À écouter certains, nous pourrions croire qu'il est possible, sur internet, via Facebook par exemple, de faire l'apologie du terrorisme ou des crimes. Ce n'est pas vrai : c'est impossible. Des sanctions existent et les auteurs de ces agissements seront poursuivis en justice. De même, il n'est pas vrai que l'on puisse impunément publier sur internet des propos antisémites ou racistes.
Vous voulez donner l'impression que ce texte nous fera passer de la nuit au jour, mais le sujet est autre : vous prévoyez, dans cet article 1er, d'accorder un pouvoir de régulation aux plateformes. Reprenons le débat, si vous le voulez bien, car des zones d'ombre demeurent.
Mme Pau-Langevin a évoqué les textes de Voltaire. Une plateforme, basée à l'étranger, décidera peut-être, en fonction de mots-clés et d'algorithmes, qu'on ne peut plus publier un texte de Voltaire. Ce serait regrettable, ce texte fût-il terrible.
Songez au code noir, ce document historique ! Allons même plus loin en rappelant ce débat parlementaire qui se tint ici, en 1885, et au cours duquel Jules Ferry, évoquant les débuts de la colonisation, déclara qu'appartenant à une race supérieure, nous avions des devoirs à l'égard des races inférieures.
Ce fut, au demeurant, un débat parlementaire passionnant qui donna lieu à une réponse magnifique de Clemenceau, mais les propos tenus furent bel et bien haineux. Or qui décidera, demain, du caractère d'un tel discours ? Les algorithmes et les mots-clés ? Ces décisions doivent relever de l'humain. C'est à la justice de se prononcer au sujet de textes qui, hors contexte, peuvent revêtir une terrible signification.
Je me sens d'autant plus à l'aise pour raisonner ainsi que je me suis opposé à la réédition des textes antisémites de Louis-Ferdinand Céline par une grande maison. Certains textes doivent conserver leur confidentialité. Que l'on puisse encore les dénicher chez les bouquinistes, soit, car il n'est pas question de les interdire, mais de là à faire de la réédition de Mein Kampf ou de certaines oeuvres de Céline des coups éditoriaux, il y a un pas à ne pas franchir, car nous ne devons pas accepter que des éditeurs gagnent de l'argent avec des textes ignobles.
Pour autant, ces documents sont historiques. Je comprends les arguments des uns et des autres et il est délicat de se forger une opinion. Une fois de plus, il n'appartient qu'au juge de rendre une décision motivée.

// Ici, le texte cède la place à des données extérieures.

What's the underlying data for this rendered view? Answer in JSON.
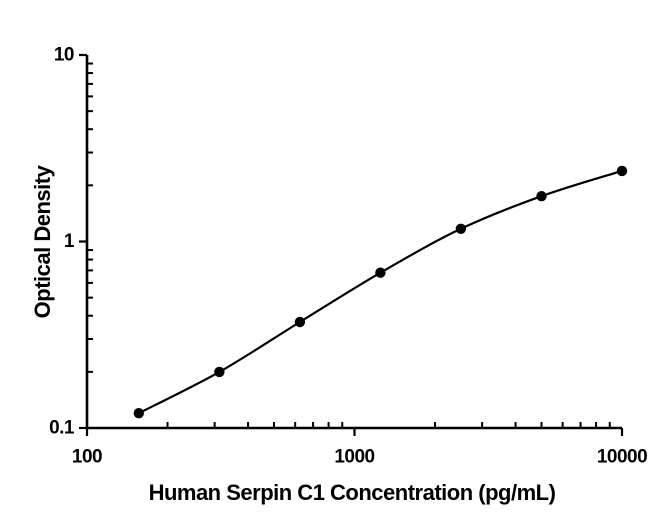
{
  "figure": {
    "background": "#ffffff",
    "ink_color": "#000000"
  },
  "chart_data": {
    "type": "line",
    "title": "",
    "xlabel": "Human Serpin C1 Concentration (pg/mL)",
    "ylabel": "Optical Density",
    "x_scale": "log",
    "y_scale": "log",
    "xlim": [
      100,
      10000
    ],
    "ylim": [
      0.1,
      10
    ],
    "grid": false,
    "legend_position": "none",
    "x_major_ticks": [
      100,
      1000,
      10000
    ],
    "x_major_tick_labels": [
      "100",
      "1000",
      "10000"
    ],
    "y_major_ticks": [
      10,
      1,
      0.1
    ],
    "y_major_tick_labels": [
      "10",
      "1",
      "0.1"
    ],
    "x_minor_ticks": [
      200,
      300,
      400,
      500,
      600,
      700,
      800,
      900,
      2000,
      3000,
      4000,
      5000,
      6000,
      7000,
      8000,
      9000
    ],
    "y_minor_ticks": [
      0.2,
      0.3,
      0.4,
      0.5,
      0.6,
      0.7,
      0.8,
      0.9,
      2,
      3,
      4,
      5,
      6,
      7,
      8,
      9
    ],
    "series": [
      {
        "name": "standard-curve",
        "marker": "filled-circle",
        "line_style": "smooth",
        "color": "#000000",
        "x": [
          156.25,
          312.5,
          625,
          1250,
          2500,
          5000,
          10000
        ],
        "y": [
          0.12,
          0.2,
          0.37,
          0.68,
          1.17,
          1.75,
          2.39
        ]
      }
    ]
  }
}
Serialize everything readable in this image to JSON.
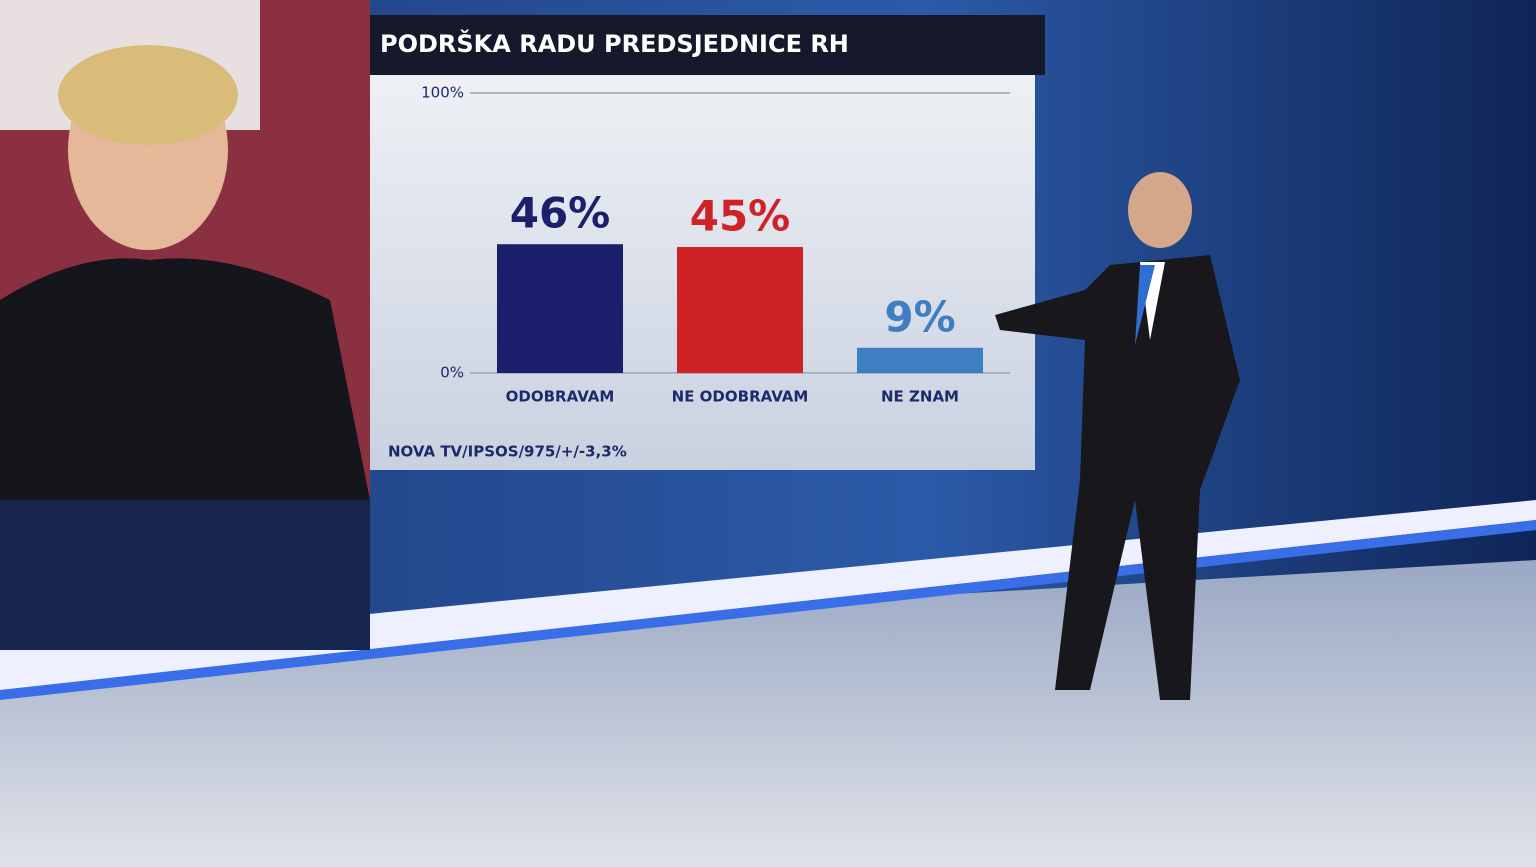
{
  "chart_data": {
    "type": "bar",
    "title": "PODRŠKA RADU PREDSJEDNICE RH",
    "categories": [
      "ODOBRAVAM",
      "NE ODOBRAVAM",
      "NE ZNAM"
    ],
    "values": [
      46,
      45,
      9
    ],
    "value_labels": [
      "46%",
      "45%",
      "9%"
    ],
    "colors": [
      "#1c1f6b",
      "#cf2226",
      "#3d7fc2"
    ],
    "ylim": [
      0,
      100
    ],
    "yticks": [
      {
        "value": 0,
        "label": "0%"
      },
      {
        "value": 100,
        "label": "100%"
      }
    ],
    "grid": true,
    "source": "NOVA TV/IPSOS/975/+/-3,3%"
  }
}
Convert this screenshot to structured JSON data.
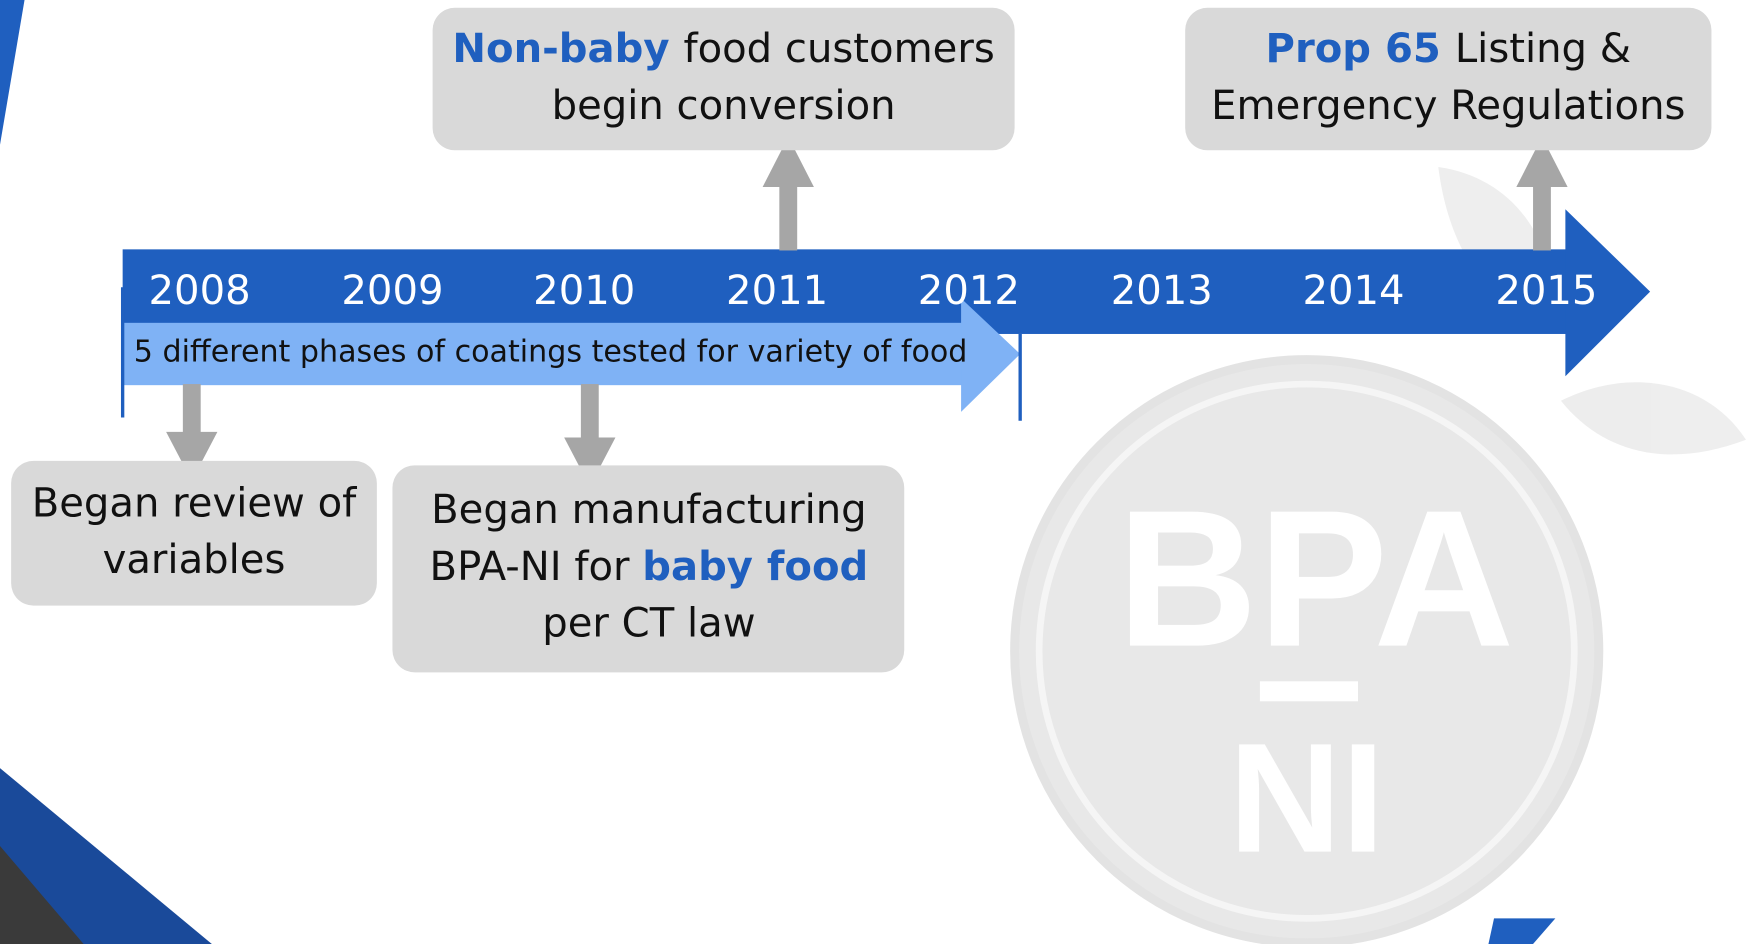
{
  "timeline": {
    "years": [
      "2008",
      "2009",
      "2010",
      "2011",
      "2012",
      "2013",
      "2014",
      "2015"
    ],
    "phase_label": "5 different phases of coatings tested for variety of food",
    "events": [
      {
        "lines": [
          [
            {
              "text": "Non-baby ",
              "highlight": true
            },
            {
              "text": "food customers"
            }
          ],
          [
            {
              "text": "begin conversion"
            }
          ]
        ]
      },
      {
        "lines": [
          [
            {
              "text": "Prop 65 ",
              "highlight": true
            },
            {
              "text": "Listing &"
            }
          ],
          [
            {
              "text": "Emergency Regulations"
            }
          ]
        ]
      },
      {
        "lines": [
          [
            {
              "text": "Began review of"
            }
          ],
          [
            {
              "text": "variables"
            }
          ]
        ]
      },
      {
        "lines": [
          [
            {
              "text": "Began manufacturing"
            }
          ],
          [
            {
              "text": "BPA-NI for "
            },
            {
              "text": "baby food",
              "highlight": true
            }
          ],
          [
            {
              "text": "per CT law"
            }
          ]
        ]
      }
    ]
  },
  "logo": {
    "top": "BPA",
    "bottom": "NI"
  }
}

Nous en revenons aux propos préliminaires, madame la rapporteure : nous sommes dans une zone floue et nous aurons bien du mal à évaluer les conséquences de ce dispositif, surtout si les décisions sont prises par des opérateurs basés à l'étranger, des personnes qui ne maîtrisent pas parfaitement notre langue et devront s'appuyer sur des algorithmes, mais sur lesquelles nous ne savons pas encore quel contrôle nous pourrons exercer.